The first step of the multistage VModGA SO is to look for the minimum number of drainholes and the corresponding optimum locations. The second step is to find the minimum drainhole length. In the first step, the objective function is limited by the groundwater drawdown, the drainhole spacing and the number of drainholes permitted within a conceptual model domain of 150 m x 150 m x 150 m.

The first step is performed within several generations until the optimum drainhole locations are found. Drainhole candidates, i.e. the chromosomes which always appear in each generation, represent the optimum drainhole candidates in the corresponding generation. The Multistage VModGA SO process with five generations takes about eight hours, resulting in optimum drainhole candidates at the coordinates (40, 126, 133), (40, 75, 133) and (40, 26, 133), which lead, respectively, to maximum groundwater drawdowns at piezometer No. 2, No. 5 and No. 4, as explained above. Chromosomes in the fifth generation result in 10 possible optimum drainhole locations, with limited spacing between drainholes greater than 40 m. Accordingly, the three optimum drainholes inducing the most groundwater drawdown were chosen.

The second step is to determine the minimum length of an individual drainhole. If the first step is associated with chromosomes containing genetic information for the locations or the coordinates of drainhole candidates and the related groundwater drawdown, then the second step is associated with chromosomes containing genetic information for the length of individual drainhole candidates.
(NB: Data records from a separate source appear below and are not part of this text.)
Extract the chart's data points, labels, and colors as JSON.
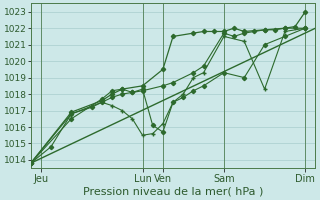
{
  "xlabel": "Pression niveau de la mer( hPa )",
  "bg_color": "#cfe8e8",
  "plot_bg_color": "#d4efef",
  "grid_color": "#b8d8d8",
  "line_color": "#2d6a2d",
  "vline_color": "#4a7a4a",
  "ylim": [
    1013.5,
    1023.5
  ],
  "yticks": [
    1014,
    1015,
    1016,
    1017,
    1018,
    1019,
    1020,
    1021,
    1022,
    1023
  ],
  "xlim": [
    0,
    28
  ],
  "xtick_positions": [
    1,
    11,
    13,
    19,
    27
  ],
  "xtick_labels": [
    "Jeu",
    "Lun",
    "Ven",
    "Sam",
    "Dim"
  ],
  "vlines_x": [
    1,
    11,
    13,
    19,
    27
  ],
  "lines": [
    {
      "x": [
        0,
        28
      ],
      "y": [
        1013.8,
        1022.0
      ],
      "marker": "None",
      "markersize": 0,
      "linewidth": 1.0
    },
    {
      "x": [
        0,
        2,
        4,
        6,
        7,
        8,
        9,
        10,
        11,
        13,
        14,
        16,
        17,
        19,
        20,
        21,
        22,
        23,
        24,
        25,
        27
      ],
      "y": [
        1013.8,
        1014.8,
        1016.8,
        1017.2,
        1017.5,
        1017.8,
        1018.0,
        1018.1,
        1018.2,
        1018.5,
        1018.7,
        1019.3,
        1019.7,
        1021.7,
        1021.5,
        1021.7,
        1021.8,
        1021.9,
        1021.9,
        1022.0,
        1022.0
      ],
      "marker": "D",
      "markersize": 2.2,
      "linewidth": 0.8
    },
    {
      "x": [
        0,
        4,
        7,
        8,
        9,
        10,
        11,
        12,
        13,
        14,
        15,
        16,
        17,
        19,
        21,
        23,
        25,
        27
      ],
      "y": [
        1013.8,
        1016.8,
        1017.5,
        1017.3,
        1017.0,
        1016.5,
        1015.5,
        1015.6,
        1016.2,
        1017.5,
        1018.0,
        1019.0,
        1019.3,
        1021.5,
        1021.2,
        1018.3,
        1021.8,
        1022.0
      ],
      "marker": "+",
      "markersize": 3.5,
      "linewidth": 0.8
    },
    {
      "x": [
        0,
        4,
        7,
        8,
        9,
        11,
        13,
        14,
        16,
        17,
        18,
        19,
        20,
        21,
        23,
        25,
        26,
        27
      ],
      "y": [
        1013.8,
        1016.9,
        1017.6,
        1018.0,
        1018.3,
        1018.5,
        1019.5,
        1021.5,
        1021.7,
        1021.8,
        1021.8,
        1021.8,
        1022.0,
        1021.8,
        1021.9,
        1022.0,
        1022.1,
        1023.0
      ],
      "marker": "D",
      "markersize": 2.2,
      "linewidth": 0.9
    },
    {
      "x": [
        0,
        4,
        7,
        8,
        9,
        10,
        11,
        12,
        13,
        14,
        15,
        16,
        17,
        19,
        21,
        23,
        25,
        27
      ],
      "y": [
        1013.8,
        1016.5,
        1017.7,
        1018.2,
        1018.3,
        1018.1,
        1018.3,
        1016.1,
        1015.7,
        1017.5,
        1017.8,
        1018.2,
        1018.5,
        1019.3,
        1019.0,
        1021.0,
        1021.5,
        1022.0
      ],
      "marker": "D",
      "markersize": 2.2,
      "linewidth": 0.8
    }
  ],
  "xlabel_fontsize": 8,
  "ytick_fontsize": 6.5,
  "xtick_fontsize": 7
}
In the second step, the GA process is performed following the process of selection, crossover, mutation and elitism, following the same principles as in the first step. In the first step, chromosomes (X, Yn, Z) are simulated using Visual ModFlow to result in optimum drawdowns (∆Hn, X, Yn, Z). On the other hand, in the second step, chromosomes (40, 126, 133, L1), (40, 75, 133, L2) and (40, 26, 133, L3) are simulated using Visual ModFlow to produce groundwater drawdowns at three drainhole candidates as follows: (∆H1, 40, 126, 133, L1), (∆H2, 40, 75, 133, L2) and (∆H3, 40, 26, 133, L3).
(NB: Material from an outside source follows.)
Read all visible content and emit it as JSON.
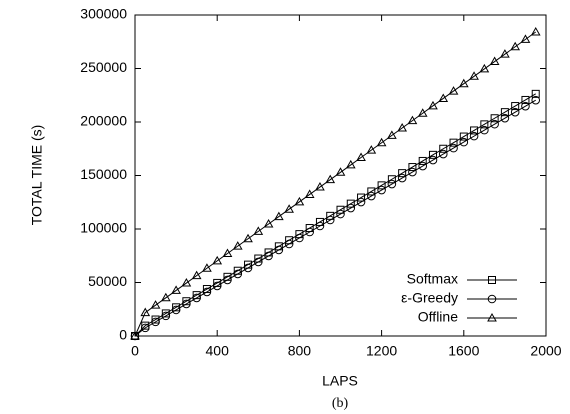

Finally, GA produces the following optimum drainhole candidates: (∆H1=8.94 m, 40, 126, 133, L1=97m) for drainhole 1, (∆H2 = 7.15 m, 40, 75, 133, L2 = 80 m) for drainhole 2 and (∆H3 = 6.70 m, 40, 26, 133, L3 = 87 m) for drainhole 3. To attain convergent drainhole lengths and groundwater drawdown values, a sum of the total length and total drawdown must be computed. The total length of the drainholes starting from the initial generation to the fourth generation results in a value which tends to rise until it reaches a similar value. This is similar to the process producing the total groundwater drawdowns from three observation wells. This condition proves that the GA process has gained a convergence value. The convergence of the optimum lengths of three drainholes can be seen in Figure 5. The second step takes 11.25 hours; thus, the total time of the multistage VModGA SO multistage process from step 1 to step 2 takes 19.5 hours.

Conclusion

1. In this research, the Multistage VModGA SO was developed to determine the optimum drainhole candidates in terms of number, location and length from a conceptual model perspective.
2. The Multistage VModGA SO solution process is very efficient, as it requires a shorter runtime than other methods.
3. With the optimum drainholes, the installation of drainholes with uniform spacing should not be performed in the field, because it is inefficient, ineffective and uneconomical.
4. The drainhole optimization using multistage VModGA SO is very sensitive and depends on the accuracy of the hydraulic parameter model of the groundwater flow media, especially fractured groundwater flow media, which is heterogeneous and anisotropic. Therefore, for the Multistage VModGA SO method to be accurate, the hydraulic parameter distribution model of the groundwater flow medium first needs to be verified and validated.